Mayfair Fringe, Oxford Street, London.

2018

Block Universe


Mayfair Fringe (2018) – Studio Squat, Oxford Street, London.


Artists: Matteo Valario, Fabio Dartizio, Boaz Torfstein, Alastair Laas, Tom Cardew, Sofiya Bonato, Aleksandr Tishkov, Boaz Torfstein, Hyun Ah Kwon, Joe Richardson, Jolanta Basova, Kang Gao, Marylyn Molisso, Natalie Lambert, Orna Kazimi, Theresa Goessmann, Tiffany Howe

Block Universe was made in a squatted office building on Oxford Street, London. Constructed as part of a collective occupation of a space scheduled for renovation, rooms were temporarily reclaimed from redevelopment and repurposed as studios and an exhibition space for a three-month period. The project was undertaken as an artist residency under Arebyte – a London-based arts organisation whose parallel programme of working with developers to secure affordable space for artists made the occupation a natural extension of their existing practice.

The room Laas shared with Korean artist Hyun Ah Kwon held its own internal conversation. Kwon's practice works at the threshold between private and public space, using light and projection to blur the boundary between an inner and outer self – the sublime located precisely in that dissolution. The room, situated above one of London's most relentlessly public corridors, was already charged with that tension.

Into this space Laas introduced a bag of sand hanging from the ceiling on a rope, its weight having dislodged the surrounding tiles and disturbed the fluorescent grid above. Two metronomes sounded at different tempos: the first calibrated to the speed of the consuming public passing the entrance below, unaware of the activity above them; the second to the artist's own pace – slower, more deliberate, stepped back from the current visible through the studio window. On a broken mirror, shattered but still intact as a single, fragmented surface, a remnant of the building's own disintegration, sat a small carved bone keepsake, a gift from a friend given years previous.
The mirror does not resolve. It holds its fractures and goes on reflecting – the shopping public outside, the room above, the object placed upon it with care. A good luck charm on a broken surface in a building scheduled for demolition: the gesture is neither ironic nor sentimental, but precisely poised between the two. The bone, worked by hand and carried across years, sits inside a system – Oxford Street, the property market, the residency, the show – that has no language for what it represents. It simply remains.

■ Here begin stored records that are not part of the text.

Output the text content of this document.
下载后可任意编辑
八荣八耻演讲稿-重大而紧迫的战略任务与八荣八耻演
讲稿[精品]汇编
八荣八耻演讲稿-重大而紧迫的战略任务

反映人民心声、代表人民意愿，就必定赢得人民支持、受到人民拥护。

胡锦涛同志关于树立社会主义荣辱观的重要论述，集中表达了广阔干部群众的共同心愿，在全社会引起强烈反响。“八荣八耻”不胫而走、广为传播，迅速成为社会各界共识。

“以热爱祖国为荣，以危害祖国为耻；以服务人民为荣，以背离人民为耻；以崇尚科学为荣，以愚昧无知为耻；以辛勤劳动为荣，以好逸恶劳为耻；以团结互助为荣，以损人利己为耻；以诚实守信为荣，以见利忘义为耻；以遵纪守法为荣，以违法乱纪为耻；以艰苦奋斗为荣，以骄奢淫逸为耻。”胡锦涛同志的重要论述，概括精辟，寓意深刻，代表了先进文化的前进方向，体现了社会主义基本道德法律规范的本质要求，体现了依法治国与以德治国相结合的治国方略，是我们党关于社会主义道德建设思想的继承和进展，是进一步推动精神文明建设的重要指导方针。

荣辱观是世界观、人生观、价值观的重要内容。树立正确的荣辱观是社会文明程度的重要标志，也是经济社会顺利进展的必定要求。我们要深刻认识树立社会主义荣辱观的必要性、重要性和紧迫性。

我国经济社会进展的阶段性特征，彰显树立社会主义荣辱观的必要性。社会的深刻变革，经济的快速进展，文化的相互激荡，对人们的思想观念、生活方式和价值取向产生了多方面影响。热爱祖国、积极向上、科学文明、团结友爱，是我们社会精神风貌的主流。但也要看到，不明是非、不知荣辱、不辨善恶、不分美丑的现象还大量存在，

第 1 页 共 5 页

The work was made at a moment of rupture – following a breakdown, and a departure from the structured time of academic life into professional practice with no institutional support beyond the community immediately around him. The squatted building was not incidental to this; it was its direct expression. A space held outside normal time, outside the logic of development and productivity, for exactly as long as it could be.

The work takes its cue from a proposition made by an earlier artist that time itself could be liberated, declared free from the rhythms of productivity and exchange. Block Universe tests that proposition in the specific conditions of Oxford Street, one of Europe's highest footfall retail corridors, where the measurement of time is inseparable from the measurement of spend. The sand shifts imperceptibly. The metronomes refuse to agree. The ceiling, already compromised, holds.